Anaerobic lagoons treat manure on some animal feeding operations prior to application to crops as a fertilizer. Methane, one byproduct of the treatment process, has 21 times the warming potential of carbon dioxide.
A 2007 U.S. Supreme Court ruling mandated the EPA consider greenhouse gases a pollutant. This led the EPA in 2009 to approve greenhouse gas reporting requirements for any facility that annually releases 25,000 metric tons or more of carbon dioxide equivalents to the atmosphere. The objective of these reporting requirements is to quantify emissions as a first step towards developing strategies to reduce greenhouse gas losses.
Direct measurements of methane emissions from anaerobic lagoons are technically difficult and very expensive, so the EPA adopted a calculation method to estimate methane emissions from anaerobic digesters. They relied on the method used by the International Panel on Climate Change (IPCC) in their 2006 worldwide estimate of greenhouse inventories.
An interdisciplinary team of scientists from the University of Missouri evaluated the EPA and IPCC approach to estimate greenhouse emissions from anaerobic lagoons. They reported the results of their analysis in the May-June 2010 issue of Journal of Environmental Quality, published by the American Society of Agronomy, Crop Science Society of America, and Soil Science Society of America.
The team documented errors in the approach, which the EPA and IPCC adapted from a method used to estimate methane production from anaerobic digesters.
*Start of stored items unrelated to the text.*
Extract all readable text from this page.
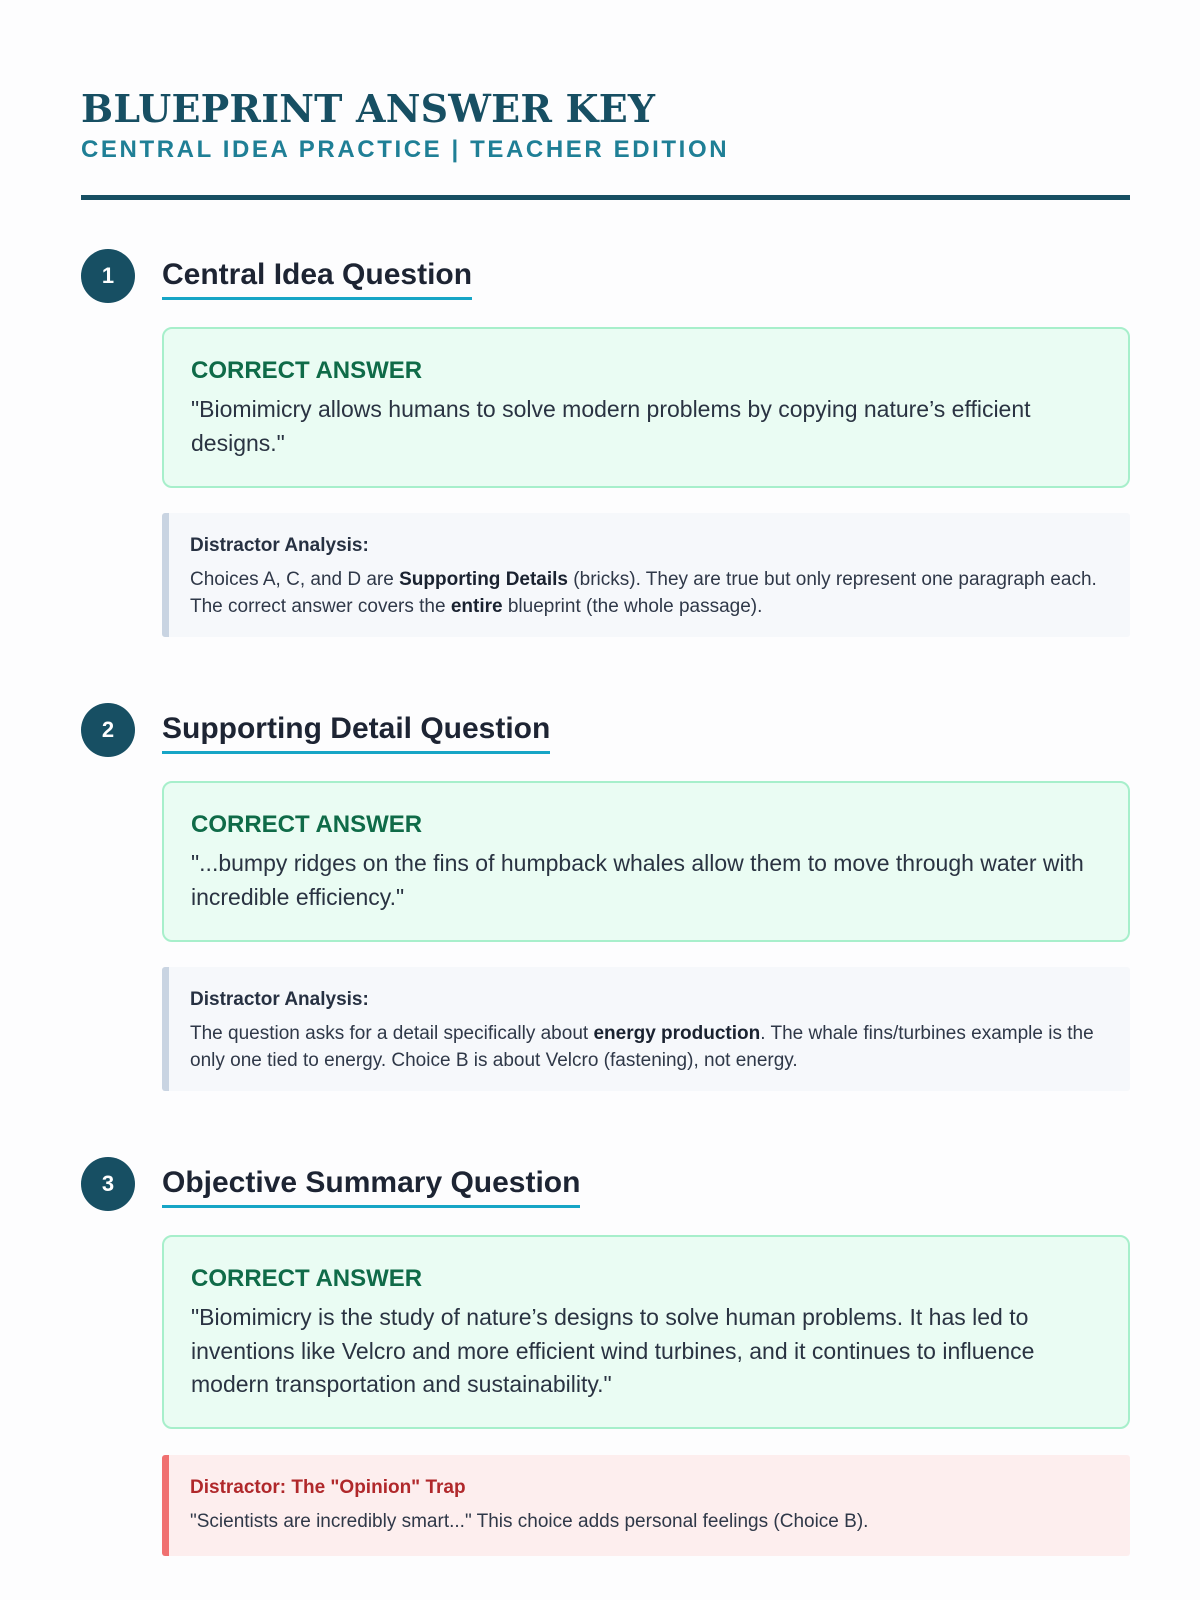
BLUEPRINT ANSWER KEY
CENTRAL IDEA PRACTICE | TEACHER EDITION
1	Central Idea Question
CORRECT ANSWER
"Biomimicry allows humans to solve modern problems by copying nature’s efficient designs."
Distractor Analysis:
Choices A, C, and D are Supporting Details (bricks). They are true but only represent one paragraph each. The correct answer covers the entire blueprint (the whole passage).
2	Supporting Detail Question
CORRECT ANSWER
"...bumpy ridges on the fins of humpback whales allow them to move through water with incredible efficiency."
Distractor Analysis:
The question asks for a detail specifically about energy production. The whale fins/turbines example is the only one tied to energy. Choice B is about Velcro (fastening), not energy.
3	Objective Summary Question
CORRECT ANSWER
"Biomimicry is the study of nature’s designs to solve human problems. It has led to inventions like Velcro and more efficient wind turbines, and it continues to influence modern transportation and sustainability."
Distractor: The "Opinion" Trap
"Scientists are incredibly smart..." This choice adds personal feelings (Choice B).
A literature review of the performance of uncovered anaerobic lagoons indicated that there are important difference between anaerobic lagoons and anaerobic digesters that were not accounted for in the EPA and IPCC approach. They found that uncovered anaerobic lagoons were more efficient at converting waste to methane than predicted using literature based on digesters. The team also found mistakes the equations that the EPA and IPCC used.
John Lory, a member of the team that reviewed the EPA rule, said “Our calculated estimates of methane emissions from anaerobic lagoons indicated that the EPA approach could substantially underestimate methane emissions from these facilities, perhaps by as much as 65%.”
The report also suggested that some other operations currently excluded under the rules may in fact produce emissions beyond the threshold. Manure storage facilities are the only on-farm source required to report under the current rules. The most likely manure storage facilities to meet the current reporting requirements are anaerobic lagoons. EPA projected that operations with more than 3,200 dairy cows or 34,100 pigs would likely meet the reporting requirement.
Lory emphasized that there have been few direct measurements of methane emissions from anaerobic lagoons and the few measurements that exist indicate that both the University of Missouri calculated estimate and the EPA calculated estimate of methane loss from these facilities may be high.
Though the research team outlined a different approach to measuring methane emissions, but pointed out that understanding of anaerobic lagoons is still evolving. “More research is needed before we can provide accurate estimates of methane losses from anaerobic lagoons,” added Lory.